Dans une ordonnance datée du 11 décembre, dont l'AFP a eu connaissance, un juge d'instruction parisien, contre l'avis du parquet, a renvoyé en procès la chroniqueuse pour «contestation de l'existence de crime contre l'humanité par parole, écrit, image, ou moyen de communication au public par voie électronique». La date du jugement n'a pas été communiquée.
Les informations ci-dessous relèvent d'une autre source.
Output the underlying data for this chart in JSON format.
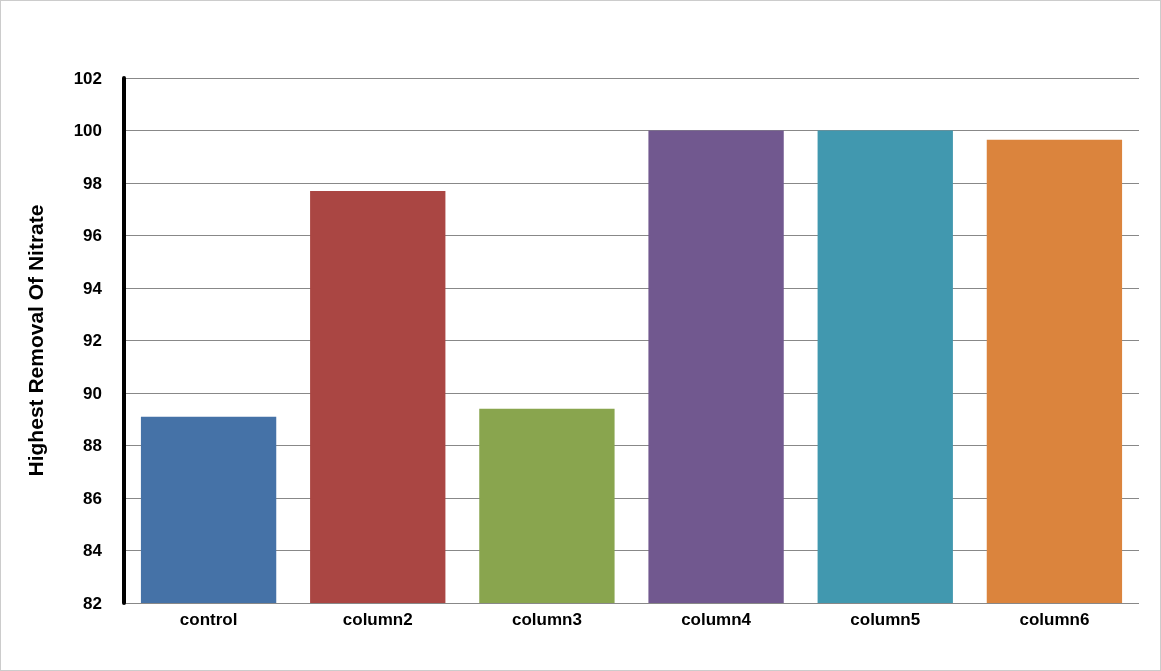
{
  "chart_data": {
    "type": "bar",
    "ylabel": "Highest Removal Of Nitrate",
    "categories": [
      "control",
      "column2",
      "column3",
      "column4",
      "column5",
      "column6"
    ],
    "values": [
      89.1,
      97.7,
      89.4,
      100,
      100,
      99.65
    ],
    "colors": [
      "#4572a7",
      "#aa4643",
      "#89a54e",
      "#71588f",
      "#4198af",
      "#db843d"
    ],
    "ylim": [
      82,
      102
    ],
    "yticks": [
      82,
      84,
      86,
      88,
      90,
      92,
      94,
      96,
      98,
      100,
      102
    ],
    "grid": "y"
  }
}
Lors d'une émission sur la radio France Inter le 18 mars 2018, Mme Polony, qui est aussi directrice de la rédaction de l'hebdomadaire Marianne, avait déclaré, en parlant du génocide perpétré au Rwanda en 1994, qu'il était «nécessaire de regarder en face ce qui s'est passé à ce moment-là et qui n'a rien finalement d'une distinction entre des méchants et des gentils».
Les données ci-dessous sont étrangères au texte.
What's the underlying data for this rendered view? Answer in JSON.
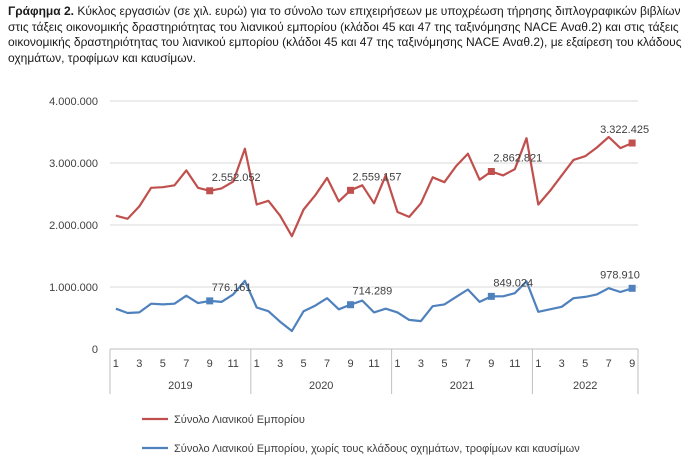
{
  "caption": {
    "label": "Γράφημα 2.",
    "text": " Κύκλος εργασιών (σε χιλ. ευρώ) για το σύνολο των επιχειρήσεων με υποχρέωση τήρησης διπλογραφικών βιβλίων στις τάξεις οικονομικής δραστηριότητας του λιανικού εμπορίου (κλάδοι 45 και 47 της ταξινόμησης NACE Αναθ.2) και στις τάξεις οικονομικής δραστηριότητας του λιανικού εμπορίου (κλάδοι 45 και 47 της ταξινόμησης NACE Αναθ.2), με εξαίρεση του κλάδους οχημάτων, τροφίμων και καυσίμων."
  },
  "chart_data": {
    "type": "line",
    "ylim": [
      0,
      4000000
    ],
    "y_ticks": [
      "0",
      "1.000.000",
      "2.000.000",
      "3.000.000",
      "4.000.000"
    ],
    "grid": true,
    "legend_position": "bottom-left",
    "x_tick_labels": [
      "1",
      "3",
      "5",
      "7",
      "9",
      "11",
      "1",
      "3",
      "5",
      "7",
      "9",
      "11",
      "1",
      "3",
      "5",
      "7",
      "9",
      "11",
      "1",
      "3",
      "5",
      "7",
      "9"
    ],
    "years": [
      "2019",
      "2020",
      "2021",
      "2022"
    ],
    "months_per_year": [
      12,
      12,
      12,
      9
    ],
    "series": [
      {
        "name": "Σύνολο Λιανικού Εμπορίου",
        "color": "#c0504d",
        "values": [
          2150000,
          2100000,
          2300000,
          2600000,
          2610000,
          2640000,
          2880000,
          2600000,
          2552052,
          2590000,
          2700000,
          3230000,
          2330000,
          2390000,
          2150000,
          1820000,
          2250000,
          2480000,
          2760000,
          2380000,
          2559157,
          2640000,
          2350000,
          2800000,
          2210000,
          2130000,
          2350000,
          2770000,
          2690000,
          2950000,
          3150000,
          2730000,
          2862821,
          2800000,
          2900000,
          3400000,
          2330000,
          2550000,
          2800000,
          3050000,
          3110000,
          3250000,
          3420000,
          3240000,
          3322425
        ],
        "markers": [
          {
            "index": 8,
            "label": "2.552.052"
          },
          {
            "index": 20,
            "label": "2.559.157"
          },
          {
            "index": 32,
            "label": "2.862.821"
          },
          {
            "index": 44,
            "label": "3.322.425"
          }
        ]
      },
      {
        "name": "Σύνολο Λιανικού Εμπορίου, χωρίς τους κλάδους οχημάτων, τροφίμων και καυσίμων",
        "color": "#4f81bd",
        "values": [
          650000,
          580000,
          590000,
          730000,
          720000,
          730000,
          860000,
          740000,
          776161,
          760000,
          880000,
          1100000,
          670000,
          610000,
          440000,
          290000,
          610000,
          700000,
          820000,
          640000,
          714289,
          780000,
          590000,
          650000,
          590000,
          470000,
          450000,
          690000,
          720000,
          840000,
          960000,
          760000,
          849024,
          850000,
          900000,
          1090000,
          600000,
          640000,
          680000,
          820000,
          840000,
          880000,
          980000,
          920000,
          978910
        ],
        "markers": [
          {
            "index": 8,
            "label": "776.161"
          },
          {
            "index": 20,
            "label": "714.289"
          },
          {
            "index": 32,
            "label": "849.024"
          },
          {
            "index": 44,
            "label": "978.910"
          }
        ]
      }
    ]
  }
}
«Malheureusement, on est typiquement dans le genre de cas où on avait des "salauds" face à d'autres "salauds" (...). C'est-à-dire que je pense qu'il n'y avait pas d'un côté, les gentils et de l'autre, les méchants dans cette histoire», avait-elle ajouté, face à Raphaël Glucksmann.
L'association de soutien aux victimes du génocide rwandais Ibuka et la Licra avaient porté plainte avec constitution de partie civile contre la journaliste le 27 juillet.
«C'est violent, ce n'est pas une accusation anodine», a réagi auprès de l'AFP Natacha Polony. «Si vous écoutez l'émission, vous voyez que trois phrases plus loin je dis "mais bien sûr qu'il y a eu un génocide"», a-t-elle ajouté. «Bien sûr qu'il y a eu génocide, je ne parlais pas des populations, il était question des responsabilités des dirigeants».
Pour son avocat, Me Jean-Yves Dupeux, il s'agit d' «un renvoi automatique en matière de droit de la presse qui ne traduit pas du tout l'existence de charges».
«Du reste, le parquet avait pris des réquisitions de non-lieu estimant qu'il n'y avait pas de charge», a-t-il ajouté.
Il pourrait s'agir du premier procès sur une éventuelle négation du génocide des Tutsis. Depuis janvier 2017, la loi sur la liberté de la presse punit en effet le fait de nier, minorer ou banaliser de façon outrancière tous les génocides reconnus, et pas seulement celui des Juifs pendant la Seconde guerre mondiale.
Selon l'ONU, environ 800 000 personnes, essentiellement dans la minorité tutsi, ont été tuées en trois mois lors de massacres déclenchés après l'attentat contre l'avion du président Juvénal Habyarimana le 6 avril 1994.